Titanic
Intermediate Level
Going deeper — techniques and nuances for experienced dancers
The iconic forward lean where the follower extends forward with the leader supporting from behind — yes, like the movie, but harder.
Intermediate focus
Increase the forward lean to 20-30 degrees. The leader's support shifts from hips to waist and upper back as the angle increases. The follower's arms can extend forward for counterbalance and visual effect. Practice the entry and exit: the titanic should grow from a standing position and resolve back to standing, not snap into and out of the extended position. The transition is where the beauty (and safety) lives.
Tips
- •Leader: your hips should be directly behind the follower's hips.

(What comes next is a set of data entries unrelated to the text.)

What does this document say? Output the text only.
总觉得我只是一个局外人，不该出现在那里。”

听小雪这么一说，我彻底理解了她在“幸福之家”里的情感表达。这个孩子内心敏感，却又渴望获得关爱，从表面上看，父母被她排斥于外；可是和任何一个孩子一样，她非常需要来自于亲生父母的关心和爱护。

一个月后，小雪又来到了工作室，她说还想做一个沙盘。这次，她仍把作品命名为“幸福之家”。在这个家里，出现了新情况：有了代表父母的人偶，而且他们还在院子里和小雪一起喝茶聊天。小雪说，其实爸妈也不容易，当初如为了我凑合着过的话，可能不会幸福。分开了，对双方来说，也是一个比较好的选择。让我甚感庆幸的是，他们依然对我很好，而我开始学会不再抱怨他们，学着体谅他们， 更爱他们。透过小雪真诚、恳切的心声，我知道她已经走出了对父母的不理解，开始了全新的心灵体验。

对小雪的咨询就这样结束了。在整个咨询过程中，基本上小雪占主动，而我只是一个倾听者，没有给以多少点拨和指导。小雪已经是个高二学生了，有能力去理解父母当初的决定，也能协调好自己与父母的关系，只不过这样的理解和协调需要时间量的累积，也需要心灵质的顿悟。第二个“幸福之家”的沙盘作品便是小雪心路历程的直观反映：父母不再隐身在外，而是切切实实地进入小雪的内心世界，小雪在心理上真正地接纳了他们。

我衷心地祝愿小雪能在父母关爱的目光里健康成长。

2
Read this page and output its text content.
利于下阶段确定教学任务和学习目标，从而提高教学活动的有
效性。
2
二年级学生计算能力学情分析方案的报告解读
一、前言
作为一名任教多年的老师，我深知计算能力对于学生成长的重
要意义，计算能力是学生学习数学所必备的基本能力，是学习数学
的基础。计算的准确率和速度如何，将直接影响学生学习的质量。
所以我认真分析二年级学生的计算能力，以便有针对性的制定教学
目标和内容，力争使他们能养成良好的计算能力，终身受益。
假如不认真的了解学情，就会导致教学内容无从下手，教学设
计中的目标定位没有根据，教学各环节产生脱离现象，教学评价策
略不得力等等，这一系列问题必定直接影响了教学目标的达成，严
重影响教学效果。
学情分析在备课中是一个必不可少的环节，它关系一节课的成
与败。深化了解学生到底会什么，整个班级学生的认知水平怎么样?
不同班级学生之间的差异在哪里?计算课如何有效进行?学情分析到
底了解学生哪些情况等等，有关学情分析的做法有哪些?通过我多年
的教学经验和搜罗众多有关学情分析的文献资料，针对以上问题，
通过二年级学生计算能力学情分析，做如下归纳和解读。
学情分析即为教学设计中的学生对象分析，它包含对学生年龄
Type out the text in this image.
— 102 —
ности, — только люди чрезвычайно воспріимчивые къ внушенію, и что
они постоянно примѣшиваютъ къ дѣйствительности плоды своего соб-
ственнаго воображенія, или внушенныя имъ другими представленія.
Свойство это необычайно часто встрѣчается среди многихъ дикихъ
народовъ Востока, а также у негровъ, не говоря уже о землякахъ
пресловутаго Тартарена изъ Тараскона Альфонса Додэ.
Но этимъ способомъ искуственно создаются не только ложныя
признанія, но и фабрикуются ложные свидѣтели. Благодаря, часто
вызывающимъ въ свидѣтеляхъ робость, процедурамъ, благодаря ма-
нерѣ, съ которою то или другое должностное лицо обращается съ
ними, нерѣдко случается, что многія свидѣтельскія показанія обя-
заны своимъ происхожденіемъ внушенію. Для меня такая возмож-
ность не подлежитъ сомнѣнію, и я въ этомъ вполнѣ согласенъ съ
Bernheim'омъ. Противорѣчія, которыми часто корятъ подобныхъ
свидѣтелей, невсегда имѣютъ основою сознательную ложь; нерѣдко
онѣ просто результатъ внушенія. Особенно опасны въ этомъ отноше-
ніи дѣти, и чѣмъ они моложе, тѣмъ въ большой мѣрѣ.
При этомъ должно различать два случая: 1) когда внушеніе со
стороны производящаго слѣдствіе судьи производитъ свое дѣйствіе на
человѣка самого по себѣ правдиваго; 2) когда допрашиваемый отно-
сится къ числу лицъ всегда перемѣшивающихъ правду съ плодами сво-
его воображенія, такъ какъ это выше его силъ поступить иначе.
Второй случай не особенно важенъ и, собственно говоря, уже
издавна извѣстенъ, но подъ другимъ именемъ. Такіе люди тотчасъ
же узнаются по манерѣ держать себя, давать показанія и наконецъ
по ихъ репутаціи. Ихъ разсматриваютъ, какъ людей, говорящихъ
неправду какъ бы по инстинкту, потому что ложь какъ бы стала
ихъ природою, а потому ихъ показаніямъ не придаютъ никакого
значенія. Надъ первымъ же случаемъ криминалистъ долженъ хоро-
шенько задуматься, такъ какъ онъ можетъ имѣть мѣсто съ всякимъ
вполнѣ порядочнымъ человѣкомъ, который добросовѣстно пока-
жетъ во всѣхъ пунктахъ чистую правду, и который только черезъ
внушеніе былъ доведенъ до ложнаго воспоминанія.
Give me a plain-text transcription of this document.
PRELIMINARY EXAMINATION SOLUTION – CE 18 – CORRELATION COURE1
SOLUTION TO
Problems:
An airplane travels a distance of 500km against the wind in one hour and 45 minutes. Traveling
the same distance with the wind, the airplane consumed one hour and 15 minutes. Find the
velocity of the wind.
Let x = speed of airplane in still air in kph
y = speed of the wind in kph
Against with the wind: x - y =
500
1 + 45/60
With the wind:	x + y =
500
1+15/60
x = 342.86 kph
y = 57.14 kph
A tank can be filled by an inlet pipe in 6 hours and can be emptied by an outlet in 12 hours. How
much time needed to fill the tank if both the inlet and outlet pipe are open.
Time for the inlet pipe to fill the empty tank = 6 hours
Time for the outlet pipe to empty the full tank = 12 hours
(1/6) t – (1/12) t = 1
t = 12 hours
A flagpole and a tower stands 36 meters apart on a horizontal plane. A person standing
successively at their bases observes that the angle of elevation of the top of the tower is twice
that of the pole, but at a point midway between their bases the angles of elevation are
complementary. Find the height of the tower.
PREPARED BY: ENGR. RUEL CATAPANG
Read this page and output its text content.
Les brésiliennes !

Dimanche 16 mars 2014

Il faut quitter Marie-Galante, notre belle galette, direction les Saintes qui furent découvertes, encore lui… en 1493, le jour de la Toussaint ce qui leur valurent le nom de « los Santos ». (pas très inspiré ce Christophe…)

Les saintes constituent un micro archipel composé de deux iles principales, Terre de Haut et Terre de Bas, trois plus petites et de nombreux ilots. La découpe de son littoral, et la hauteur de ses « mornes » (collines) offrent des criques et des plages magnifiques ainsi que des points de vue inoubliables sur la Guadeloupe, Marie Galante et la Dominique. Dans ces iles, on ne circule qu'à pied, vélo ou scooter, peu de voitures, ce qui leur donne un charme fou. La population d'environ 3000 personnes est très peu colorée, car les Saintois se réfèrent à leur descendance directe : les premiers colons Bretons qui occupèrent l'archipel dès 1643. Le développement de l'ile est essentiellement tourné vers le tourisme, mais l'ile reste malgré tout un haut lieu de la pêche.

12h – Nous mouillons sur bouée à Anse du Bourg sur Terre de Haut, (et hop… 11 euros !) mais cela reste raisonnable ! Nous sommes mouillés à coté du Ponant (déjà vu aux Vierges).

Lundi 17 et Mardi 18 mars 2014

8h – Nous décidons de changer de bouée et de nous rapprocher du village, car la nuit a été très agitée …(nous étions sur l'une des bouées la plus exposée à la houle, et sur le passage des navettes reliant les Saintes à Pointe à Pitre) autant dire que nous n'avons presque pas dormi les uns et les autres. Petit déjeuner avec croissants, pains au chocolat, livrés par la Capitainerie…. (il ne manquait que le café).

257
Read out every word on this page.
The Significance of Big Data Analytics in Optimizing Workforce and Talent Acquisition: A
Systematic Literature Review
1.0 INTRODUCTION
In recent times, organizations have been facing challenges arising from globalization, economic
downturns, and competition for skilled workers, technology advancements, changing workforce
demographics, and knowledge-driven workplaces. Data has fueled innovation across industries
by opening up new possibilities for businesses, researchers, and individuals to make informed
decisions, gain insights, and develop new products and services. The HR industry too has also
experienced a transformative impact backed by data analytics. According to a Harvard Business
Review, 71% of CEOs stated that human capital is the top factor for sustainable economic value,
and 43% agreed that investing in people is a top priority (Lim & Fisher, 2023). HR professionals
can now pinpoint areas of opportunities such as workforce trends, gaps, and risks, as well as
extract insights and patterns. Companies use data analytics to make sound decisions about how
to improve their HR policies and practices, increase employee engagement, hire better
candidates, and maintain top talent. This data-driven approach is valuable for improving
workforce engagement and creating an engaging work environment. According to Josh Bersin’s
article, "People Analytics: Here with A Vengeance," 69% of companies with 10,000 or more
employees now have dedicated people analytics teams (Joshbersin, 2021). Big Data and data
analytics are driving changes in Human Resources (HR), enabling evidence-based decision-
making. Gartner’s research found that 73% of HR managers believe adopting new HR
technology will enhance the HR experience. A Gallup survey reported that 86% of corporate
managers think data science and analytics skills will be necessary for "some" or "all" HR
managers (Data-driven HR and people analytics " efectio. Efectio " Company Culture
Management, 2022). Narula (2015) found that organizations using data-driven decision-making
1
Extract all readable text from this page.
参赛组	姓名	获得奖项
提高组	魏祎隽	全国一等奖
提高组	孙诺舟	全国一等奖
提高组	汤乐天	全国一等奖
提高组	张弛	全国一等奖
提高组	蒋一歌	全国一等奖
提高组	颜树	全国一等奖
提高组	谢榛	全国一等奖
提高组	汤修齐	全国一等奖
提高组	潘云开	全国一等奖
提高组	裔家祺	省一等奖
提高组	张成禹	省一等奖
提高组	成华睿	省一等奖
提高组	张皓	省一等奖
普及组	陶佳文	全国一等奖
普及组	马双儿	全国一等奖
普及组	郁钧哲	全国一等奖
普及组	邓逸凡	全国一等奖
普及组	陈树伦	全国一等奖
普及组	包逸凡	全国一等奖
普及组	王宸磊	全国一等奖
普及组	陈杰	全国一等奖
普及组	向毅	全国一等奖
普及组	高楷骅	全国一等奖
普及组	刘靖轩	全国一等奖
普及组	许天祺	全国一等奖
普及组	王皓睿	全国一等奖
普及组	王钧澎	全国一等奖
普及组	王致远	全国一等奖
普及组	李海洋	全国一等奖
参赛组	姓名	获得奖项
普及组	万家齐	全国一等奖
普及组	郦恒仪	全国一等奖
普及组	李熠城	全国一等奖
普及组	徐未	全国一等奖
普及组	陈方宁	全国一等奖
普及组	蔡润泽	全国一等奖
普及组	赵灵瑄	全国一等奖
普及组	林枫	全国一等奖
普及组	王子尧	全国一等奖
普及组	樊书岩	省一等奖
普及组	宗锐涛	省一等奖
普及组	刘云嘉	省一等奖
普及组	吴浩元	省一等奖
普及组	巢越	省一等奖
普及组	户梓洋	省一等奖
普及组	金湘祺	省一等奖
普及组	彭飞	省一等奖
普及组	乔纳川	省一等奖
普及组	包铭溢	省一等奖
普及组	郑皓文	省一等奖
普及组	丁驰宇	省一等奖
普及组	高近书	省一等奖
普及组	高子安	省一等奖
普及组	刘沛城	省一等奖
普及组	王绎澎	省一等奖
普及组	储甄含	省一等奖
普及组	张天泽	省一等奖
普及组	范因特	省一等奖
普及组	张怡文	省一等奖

If you're offset, the counterbalance fails and you're using arm strength instead of structural support.
- •Follower: extend with an engaged core, not a collapsed one. Think of a plank facing downward, not a wet noodle drooping forward.
- •The titanic is a moment, not a figure. Use it once in a dance at the perfect musical moment. Using it twice is redundant.
Common mistakes
- •Leader supporting with arms only — legs and core must bear the primary load
- •Going to maximum extension on the first attempt instead of building depth gradually
- •Follower tensing up and gripping the leader instead of extending freely with engaged core
- •Not having a practiced entry and exit — improvising the titanic is a recipe for injury
- •Attempting the titanic on a dance floor without checking for surrounding couples
Practice drill
Start with a 10-degree forward lean held for 8 counts. Increase by 5 degrees each repetition until either partner feels unstable. Note the maximum comfortable angle. Over multiple sessions, gradually push this angle deeper. The goal isn't a specific degree — it's a consistent, comfortable, trust-filled extension that both partners enjoy.